Origine et histoire du moulin à vent
Le moulin à vent de Cieurac, situé dans le Lot en Occitanie, est un édifice en pierre de taille datant principalement des XVIe et XIXe siècles. Il appartenait au domaine du château de Cieurac, comme en témoignent les archives locales. Bien que le linteau d’une porte porte la date de 1672, celle-ci semble provenir d’un réemploi, car le moulin n’apparaît pas sur le cadastre de 1834. Une autre date, 1838, est inscrite à l’encre sur une seconde porte, suggérant une phase de construction ou de rénovation à cette époque. Le moulin a fonctionné jusqu’en 1936, date à laquelle il a cessé de moudre.

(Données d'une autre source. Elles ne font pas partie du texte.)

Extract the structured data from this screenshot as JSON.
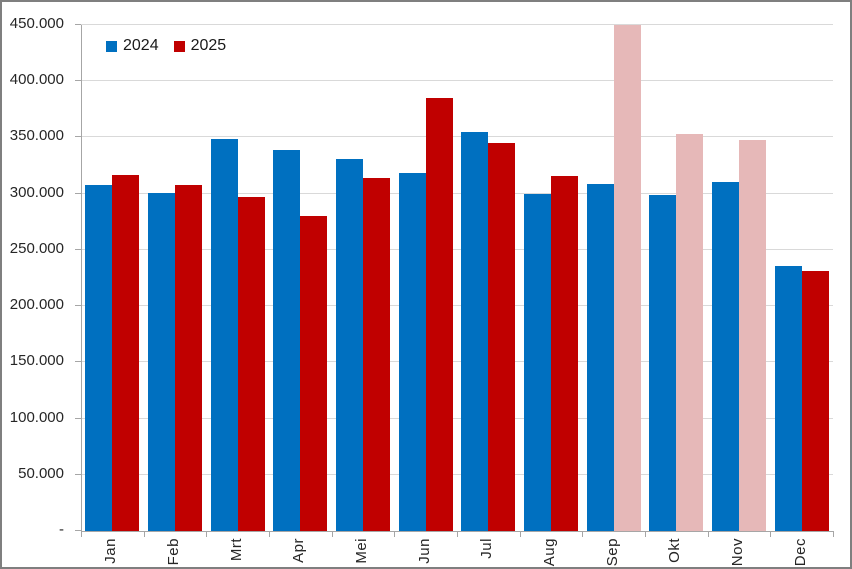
{
  "chart_data": {
    "type": "bar",
    "title": "",
    "xlabel": "",
    "ylabel": "",
    "categories": [
      "Jan",
      "Feb",
      "Mrt",
      "Apr",
      "Mei",
      "Jun",
      "Jul",
      "Aug",
      "Sep",
      "Okt",
      "Nov",
      "Dec"
    ],
    "series": [
      {
        "name": "2024",
        "color": "#0070c0",
        "values": [
          308000,
          301000,
          349000,
          339000,
          331000,
          318000,
          355000,
          300000,
          309000,
          299000,
          310000,
          236000
        ]
      },
      {
        "name": "2025",
        "color": "#c00000",
        "muted_color": "#e6b8b8",
        "muted_categories": [
          "Sep",
          "Okt",
          "Nov"
        ],
        "values": [
          317000,
          308000,
          297000,
          280000,
          314000,
          385000,
          345000,
          316000,
          450000,
          353000,
          348000,
          231000
        ]
      }
    ],
    "ylim": [
      0,
      450000
    ],
    "ytick_step": 50000,
    "ytick_labels": [
      "-",
      "50.000",
      "100.000",
      "150.000",
      "200.000",
      "250.000",
      "300.000",
      "350.000",
      "400.000",
      "450.000"
    ],
    "grid": true,
    "legend_position": "top-left-inside"
  },
  "legend": {
    "items": [
      {
        "label": "2024",
        "color": "#0070c0"
      },
      {
        "label": "2025",
        "color": "#c00000"
      }
    ]
  },
  "colors": {
    "gridline": "#d9d9d9",
    "axis": "#a6a6a6",
    "text": "#262626",
    "frame_border": "#7f7f7f",
    "background": "#ffffff"
  }
}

La structure du moulin reflète son usage pratique et son adaptation à la vie du meunier. Deux portes opposées au rez-de-chaussée permettaient d’y accéder indépendamment de la position des ailes. À l’intérieur, une cheminée, un espace aménagé sous l’escalier pour un lit, et une niche dans le mur pour recueillir la farine illustrent son caractère habité. Les dix premières marches de l’escalier, en pierre de taille, contrastent avec le reste en bois, soulignant une construction soignée mais fonctionnelle. Les mécanismes, bien que restaurés à plusieurs reprises (vers 1950, en 2000 et 2007), ne sont plus opérationnels, bien que la toiture tourne encore.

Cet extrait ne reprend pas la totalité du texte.